[onnx_importer] Fix bug with path-based shape inference when `--temp-dir` is set and `--data-dir` is not #4375

tkocmathla · 2025-11-12T15:48:07Z

zjgarvey

Nice! Thanks for finding this. It does seem strange that we would be checking for an explicit args.temp_dir for the external data.

I have a few comments. Most importantly, I think we should find a way to test without needing to generate a 2GB random tensor.

zjgarvey · 2025-12-10T20:26:21Z

test/python/onnx_importer/command_line_test.py

+        mlir_file = run_path / f"{model_name}-explicit_temp_implicit_data.torch.mlir"
+        onnx.save(onnx_model, model_file)
+        temp_dir = run_path / "temp"
+        temp_dir.mkdir(exist_ok=True)


May be good to use tempfile.TemporaryDirectory in case there is an exception thrown before the temp files are cleaned up by the importer.

zjgarvey · 2025-12-10T20:27:50Z

test/python/onnx_importer/command_line_test.py

+    byte_size = numpy.dtype(dtype).itemsize
+    tensor_size = onnx.checker.MAXIMUM_PROTOBUF // byte_size + 1
+    large_tensor = numpy.random.rand(tensor_size).astype(dtype)
+    assert large_tensor.nbytes > onnx.checker.MAXIMUM_PROTOBUF


It does seem rather unfortunate that we need to make the CI create a 2GB tensor just to test this.

How long does this test take to run? If it takes more than a minute, I think we should refactor the load_onnx_model code so we can test the file-based shape inference directly.

Maybe pulling out the file based shape inference into a utility is just a good idea in general. https://github.com/llvm/torch-mlir/pull/4375/files#r2608194510

Alternatively, we could try to mirror what is currently being done in IREE:

https://github.com/iree-org/iree/blob/d0dd8893758dcf40558a57916b869ba0babc0a95/compiler/bindings/python/iree/compiler/tools/import_onnx/__main__.py#L86

Ignore the params (this is primarily the reason the importer code has diverged in IREE, but there are some improvements which haven't found their way back to torch-mlir yet).

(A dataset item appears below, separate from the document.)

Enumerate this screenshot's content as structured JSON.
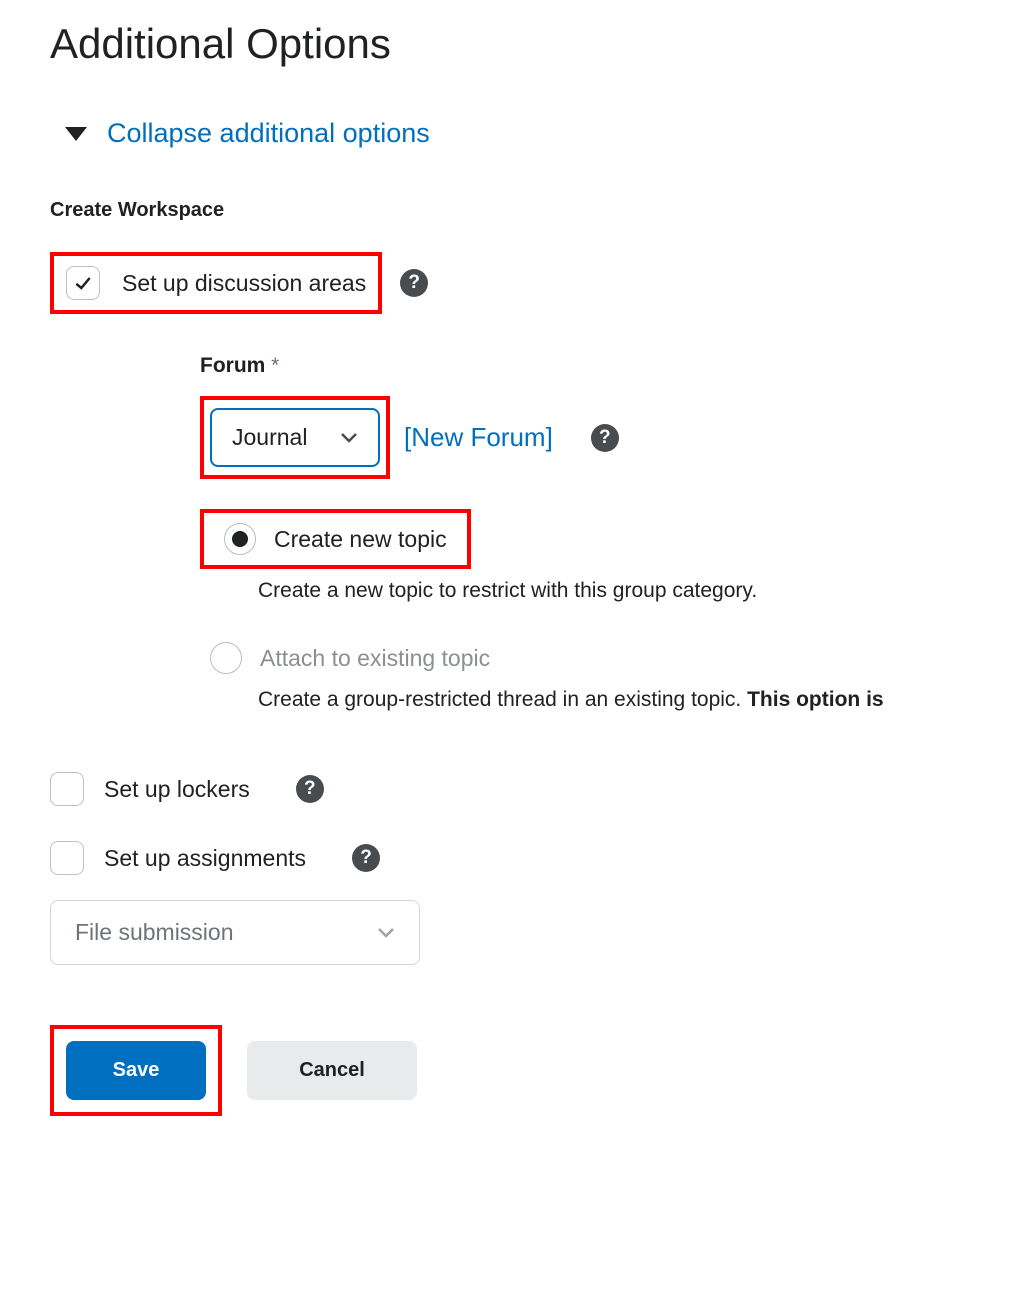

I agree this isn't a great unit test and it does take too long to reasonably merge it. The point of it was to test the exact bug in this issue though, and not file-based shape inference in general. I'm definitely happy to hoist that code into a separate function but I don't follow how that makes this bug easier to test. For this bug, I need a model that fails in-memory shape inference but passes file-based shape inference.

One other way to do this is to monkey-patch the onnx.checker.MAXIMUM_PROTOBUF constant in the test to a small value with unittest.mock.patch. What do you think of that?

That makes sense. We do want to test the tool e2e to catch these issues.

A monkeypatch would be great if it works. Thanks for working with me on the test size.

zjgarvey · 2025-12-10T20:44:44Z

python/torch_mlir/tools/import_onnx/__main__.py

    # Load the temp file and the external data.
    inferred_model = onnx.load(temp_inferred_file, load_external_data=False)
-    data_dir = Path(input_dir if args.temp_dir is None else args.data_dir)
+    data_dir = Path(input_dir if args.data_dir is None else args.data_dir)


I think this needs to be moved up above the condition on line 127 (if raw_model_modified), since the external data may end up being organized differently and this gets saved to the temp_dir.

E.g.,

data_dir = Path(args.data_dir or input_dir) if raw_model_modified: ... data_dir = Path(temp_dir) ...

Great catch! I'll update this, and add a unit test for the raw_model_modified case.

zjgarvey · 2025-12-10T20:59:54Z

python/torch_mlir/tools/import_onnx/__main__.py

Let's hoist this into a util function so we can test in isolation without needing to generate a 2GB tensor.

E.g.,

def _file_based_shape_infer( model_path : Path, data_dir : Path, temp_dir : Path, ) -> onnx.ModelProto: """docstring""" ...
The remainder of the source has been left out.